Saturday, 7 September 2013

Indexes in SQL

                                            Indexes in SQL

Index is a database object which help to fetch/retrieve data faster from SQL server. It is basically use to optimize query performance.

An index can be used to efficiently find all row matching some column in your query and then walk through only that subset of the table to find exact matches. If you don't have indexes on any column in the WHERE clause, the SQL server have to walk through the whole table and check every row to see if it matches, which may be a slow operation on big tables.

                                      Query to create index:
                                                       Create Index IndexName
                                                       On TableName (ColumnName1,ColumnName2,....)

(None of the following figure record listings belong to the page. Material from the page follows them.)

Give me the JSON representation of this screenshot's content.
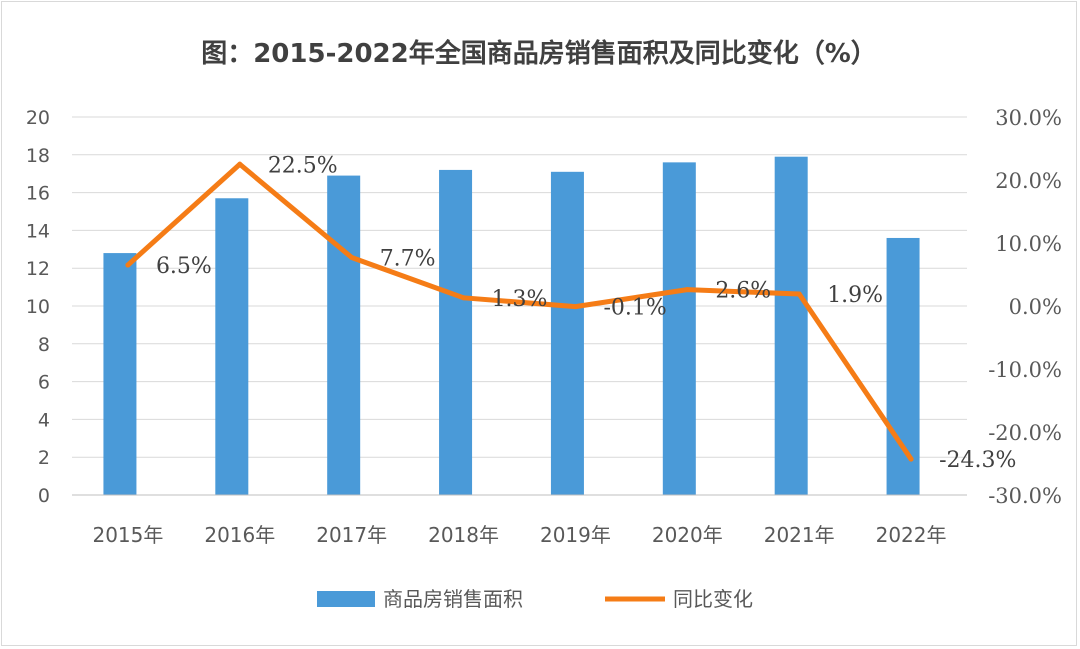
{
  "chart_data": {
    "type": "bar",
    "title": "图：2015-2022年全国商品房销售面积及同比变化（%）",
    "categories": [
      "2015年",
      "2016年",
      "2017年",
      "2018年",
      "2019年",
      "2020年",
      "2021年",
      "2022年"
    ],
    "series": [
      {
        "name": "商品房销售面积",
        "type": "bar",
        "axis": "left",
        "color": "#4a9ad8",
        "values": [
          12.8,
          15.7,
          16.9,
          17.2,
          17.1,
          17.6,
          17.9,
          13.6
        ]
      },
      {
        "name": "同比变化",
        "type": "line",
        "axis": "right",
        "color": "#f57c16",
        "values": [
          6.5,
          22.5,
          7.7,
          1.3,
          -0.1,
          2.6,
          1.9,
          -24.3
        ],
        "labels": [
          "6.5%",
          "22.5%",
          "7.7%",
          "1.3%",
          "-0.1%",
          "2.6%",
          "1.9%",
          "-24.3%"
        ]
      }
    ],
    "y_left": {
      "range": [
        0,
        20
      ],
      "ticks": [
        "0",
        "2",
        "4",
        "6",
        "8",
        "10",
        "12",
        "14",
        "16",
        "18",
        "20"
      ]
    },
    "y_right": {
      "range": [
        -30,
        30
      ],
      "ticks": [
        "-30.0%",
        "-20.0%",
        "-10.0%",
        "0.0%",
        "10.0%",
        "20.0%",
        "30.0%"
      ]
    },
    "grid": true,
    "legend": "bottom"
  }
}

                                      Query  to rename index:
                                                       sp_rename 'IndexName','New_IndexName'


 Two main types of indexes are Clustered and Non-Clustered index

Clustered Index : A clustered index determines the order in which the rows of a table are stored on disk. If a table has a clustered index, then the rows of that table will be stored on disk in the same exact order as the clustered index.There can be only one clustered index created on a table.

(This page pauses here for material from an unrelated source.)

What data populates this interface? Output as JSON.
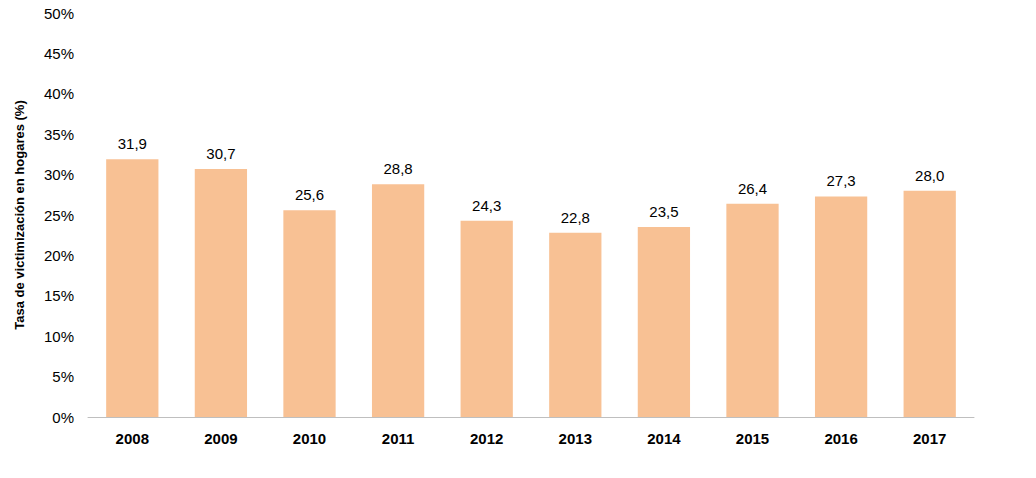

Non-Clustered Index: A table can have multiple non-clustered indexes because they don’t affect the order in which the rows are stored on disk like clustered indexes. A single table can have up-to 256 non-clustered index.

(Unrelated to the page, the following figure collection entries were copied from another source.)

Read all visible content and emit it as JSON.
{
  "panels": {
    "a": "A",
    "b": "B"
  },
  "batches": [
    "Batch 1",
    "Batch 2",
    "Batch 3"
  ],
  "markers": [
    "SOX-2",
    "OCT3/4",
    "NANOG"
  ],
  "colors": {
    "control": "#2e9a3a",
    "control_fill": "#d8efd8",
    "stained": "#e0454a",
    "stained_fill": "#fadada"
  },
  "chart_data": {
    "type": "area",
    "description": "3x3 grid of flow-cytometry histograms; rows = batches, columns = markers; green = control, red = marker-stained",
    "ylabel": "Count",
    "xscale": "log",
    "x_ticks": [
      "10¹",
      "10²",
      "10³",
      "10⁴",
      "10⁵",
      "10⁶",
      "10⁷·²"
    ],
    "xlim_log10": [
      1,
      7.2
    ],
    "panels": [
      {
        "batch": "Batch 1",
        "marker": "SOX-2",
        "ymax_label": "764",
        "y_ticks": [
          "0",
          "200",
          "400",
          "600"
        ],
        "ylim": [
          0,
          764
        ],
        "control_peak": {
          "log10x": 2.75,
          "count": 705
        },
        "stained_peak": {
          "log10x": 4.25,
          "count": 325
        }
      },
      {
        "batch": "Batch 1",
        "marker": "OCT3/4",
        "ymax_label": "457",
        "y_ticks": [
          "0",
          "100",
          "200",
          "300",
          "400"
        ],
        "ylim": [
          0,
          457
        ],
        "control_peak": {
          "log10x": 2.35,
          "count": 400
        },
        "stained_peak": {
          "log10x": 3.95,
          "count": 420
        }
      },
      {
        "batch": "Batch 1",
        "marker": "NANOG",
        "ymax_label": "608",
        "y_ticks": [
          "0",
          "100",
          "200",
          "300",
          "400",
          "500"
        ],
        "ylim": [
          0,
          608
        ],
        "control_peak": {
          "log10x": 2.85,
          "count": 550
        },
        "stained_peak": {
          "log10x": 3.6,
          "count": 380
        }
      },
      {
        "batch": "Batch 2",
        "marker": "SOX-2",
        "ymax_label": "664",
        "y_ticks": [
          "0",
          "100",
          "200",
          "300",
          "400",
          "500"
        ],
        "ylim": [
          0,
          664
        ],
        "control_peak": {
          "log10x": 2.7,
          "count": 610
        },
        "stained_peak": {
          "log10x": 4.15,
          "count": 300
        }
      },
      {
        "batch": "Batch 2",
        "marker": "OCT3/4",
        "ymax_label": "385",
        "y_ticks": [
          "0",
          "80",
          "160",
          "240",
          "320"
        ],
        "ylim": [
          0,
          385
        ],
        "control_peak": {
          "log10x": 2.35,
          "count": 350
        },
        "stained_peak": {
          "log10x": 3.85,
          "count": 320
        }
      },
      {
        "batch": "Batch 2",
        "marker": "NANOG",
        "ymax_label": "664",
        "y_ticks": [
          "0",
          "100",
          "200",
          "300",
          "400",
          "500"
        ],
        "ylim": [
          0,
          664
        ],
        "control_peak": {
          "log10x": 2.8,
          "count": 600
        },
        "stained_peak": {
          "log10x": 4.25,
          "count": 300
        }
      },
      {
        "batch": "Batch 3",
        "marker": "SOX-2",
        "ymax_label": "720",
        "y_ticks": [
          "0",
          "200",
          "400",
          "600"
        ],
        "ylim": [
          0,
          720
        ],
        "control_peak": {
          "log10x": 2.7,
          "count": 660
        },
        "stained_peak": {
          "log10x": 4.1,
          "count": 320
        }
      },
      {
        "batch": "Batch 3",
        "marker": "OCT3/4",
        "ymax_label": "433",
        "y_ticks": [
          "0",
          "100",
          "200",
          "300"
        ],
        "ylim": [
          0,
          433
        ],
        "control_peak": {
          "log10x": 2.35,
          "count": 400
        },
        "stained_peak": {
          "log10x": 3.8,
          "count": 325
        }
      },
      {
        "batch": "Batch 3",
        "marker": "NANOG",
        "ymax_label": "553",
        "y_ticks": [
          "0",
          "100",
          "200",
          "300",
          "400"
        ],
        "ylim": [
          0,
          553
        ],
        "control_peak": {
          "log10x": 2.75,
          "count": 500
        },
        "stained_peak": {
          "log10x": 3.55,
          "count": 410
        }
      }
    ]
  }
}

                                   


                                   Difference between Clustered and Non-Clustered Index
  • A clustered index determines the order in which the rows of the table will be stored on disk – and it actually stores row level data in the leaf nodes of the index itself. A non-clustered index has no effect on which the order of the rows will be stored.
  • A table can have multiple non-clustered indexes. But, a table can have only one clustered index.
  • Non clustered indexes store both a value and a pointer to the actual row that holds that value. Clustered indexes don’t need to store a pointer to the actual row because of the fact that the rows in the table are stored on disk in the same exact order as the clustered index – and the non-clustered index actually stores the row-level data in it’s leaf nodes.